Effectiveness measures more than Advertising

Effectiveness measures more than Advertising

Effectiveness measures more than Advertising

Effectiveness measures more than Advertising

 

Janet Hull is probably one of the better apologists for the advertising industry. As head of the advertising effectiveness program attached to British adland’s Institute for Practising Advertisers (IPA), she is spearheading a successful push for advertising to become more “scientific” in the broader battle of enterprise.

 

Ironically, the advancement of the UK’s advertising effectiveness program has been largely fuelled by clients, rather than the fruit of lasting passion among ad agencies. The corporate community’s more urgent need to justify corporate expenditure has nudged agencies into embracing effectiveness measurements.

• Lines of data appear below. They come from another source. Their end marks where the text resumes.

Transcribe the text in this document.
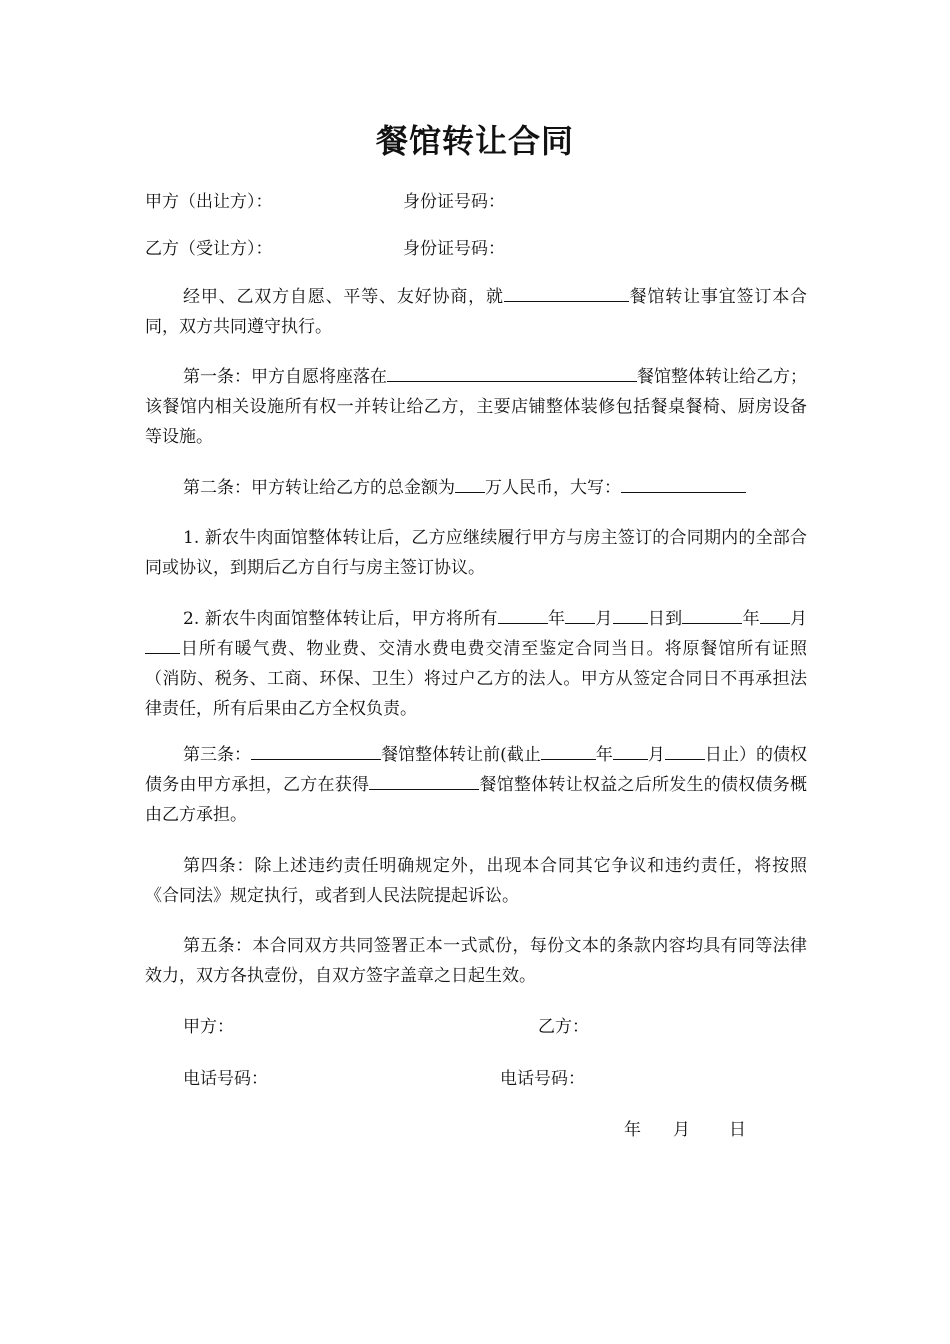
餐馆转让合同
甲方（出让方）：	身份证号码：
乙方（受让方）：	身份证号码：
经甲、乙双方自愿、平等、友好协商，就	餐馆转让事宜签订本合同，双方共同遵守执行。
第一条：甲方自愿将座落在	餐馆整体转让给乙方；该餐馆内相关设施所有权一并转让给乙方，主要店铺整体装修包括餐桌餐椅、厨房设备等设施。
第二条：甲方转让给乙方的总金额为 万人民币，大写：
1. 新农牛肉面馆整体转让后，乙方应继续履行甲方与房主签订的合同期内的全部合同或协议，到期后乙方自行与房主签订协议。
2. 新农牛肉面馆整体转让后，甲方将所有	年 月 日到	年 月日所有暖气费、物业费、交清水费电费交清至鉴定合同当日。将原餐馆所有证照（消防、税务、工商、环保、卫生）将过户乙方的法人。甲方从签定合同日不再承担法律责任，所有后果由乙方全权负责。
第三条：	餐馆整体转让前(截止	年 月 日止）的债权债务由甲方承担，乙方在获得	餐馆整体转让权益之后所发生的债权债务概由乙方承担。
第四条：除上述违约责任明确规定外，出现本合同其它争议和违约责任，将按照《合同法》规定执行，或者到人民法院提起诉讼。
第五条：本合同双方共同签署正本一式贰份，每份文本的条款内容均具有同等法律效力，双方各执壹份，自双方签字盖章之日起生效。
甲方：	乙方：
电话号码：	电话号码：
年 月 日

“This is the award scheme that client’s find most relevant to them, not surprisingly because they do understand it’s not quite the advertising industry patting itself on the back,” says Hull. “It’s much more the advertising industry trying to make the business case to the client community. Marketing people are finding that there is more pressure than there used to be for them to justify what they’re doing. Culturally they’re not very interested in doing that, and to be honest, neither is the ad business, so they’re being pushed into it. What we can provide them with is therefore quite helpful. What we’re learning is that in today’s business climate, we’ve got to apply a bit more of a professional approach and actually you get brownie points for doing it. Our whole program is there to develop that cultural change. And really it’s as much a culture change program as anything.

 

“The sort of holy pole we’re moving towards, really, is to create a bit more discipline in the approach so that we’re a bit more convincing and we sound a bit more scientific.”

 

Hull, in some ways, is attempting to steer the advertising industry ; through the effectiveness awards ; in the direction of the legal system and its fetish for precedent. In an ideal world, every agency would be feeding its own databank with scores of measurements demonstrating how particular advertising campaigns impacted on the clients’ business. When required to project what an advertiser should expect from its marketing investment, Hull says agencies could point to detailed case histories with similar or relevant competitive characteristics and results.
On the macro level, the IPA is also pushing the development of the World Advertising Research Centre, which will soon document case studies from the UK, Canada, Australia, France and Germany.

 

“I suppose traditionally we would be quite one dimensional,” says Hull. “Most agencies tended to do advertising and they didn’t really do sales promotion or direct marketing. ‘Only advertising can do this’ was the sort of message, if you like. We’re increasingly fostering how advertising contributes to the message. The ideal message in a commercial sense would be the power of advertising to make lots of other things really happen well, which seems to us to be the state of the market now.”

 

This was essentially the objective of the IPA 1998 Advertising Effectiveness Awards where the old formula of structured applications and preset effectiveness perimeters were spiked. Instead, an open brief prevailed where each 5,000 word case would be judged on its merit with no established judgment criteria.

 

“What we’re trying to get out of it is a broader view of how advertising impacts on business,” says Hull. “There’s consumer demand which might lead to increased sales, increased profitability, increased return on investment and increased revenue and market share. But what else is happening?

 

“Everybody is so aware of advertising, the dynamics of advertising stretch to other audiences. What do agency and client employees think about it? What do suppliers think about it, and is it being used effectively against them? Because they’re damn well seeing it and they’re creating a point of view about you on the back of it.

 

“So this time around we sort of upped the ante ; we’ve said think of it in bigger terms. People in client companies are expressing interest in how their marketing investment is working. More and more people are beginning to say it impacts on what they do because companies are segmenting down ; customer service is an enormous thing now, internal communication is an enormous thing and all of that is food for thought on what you’re marketing and advertising.”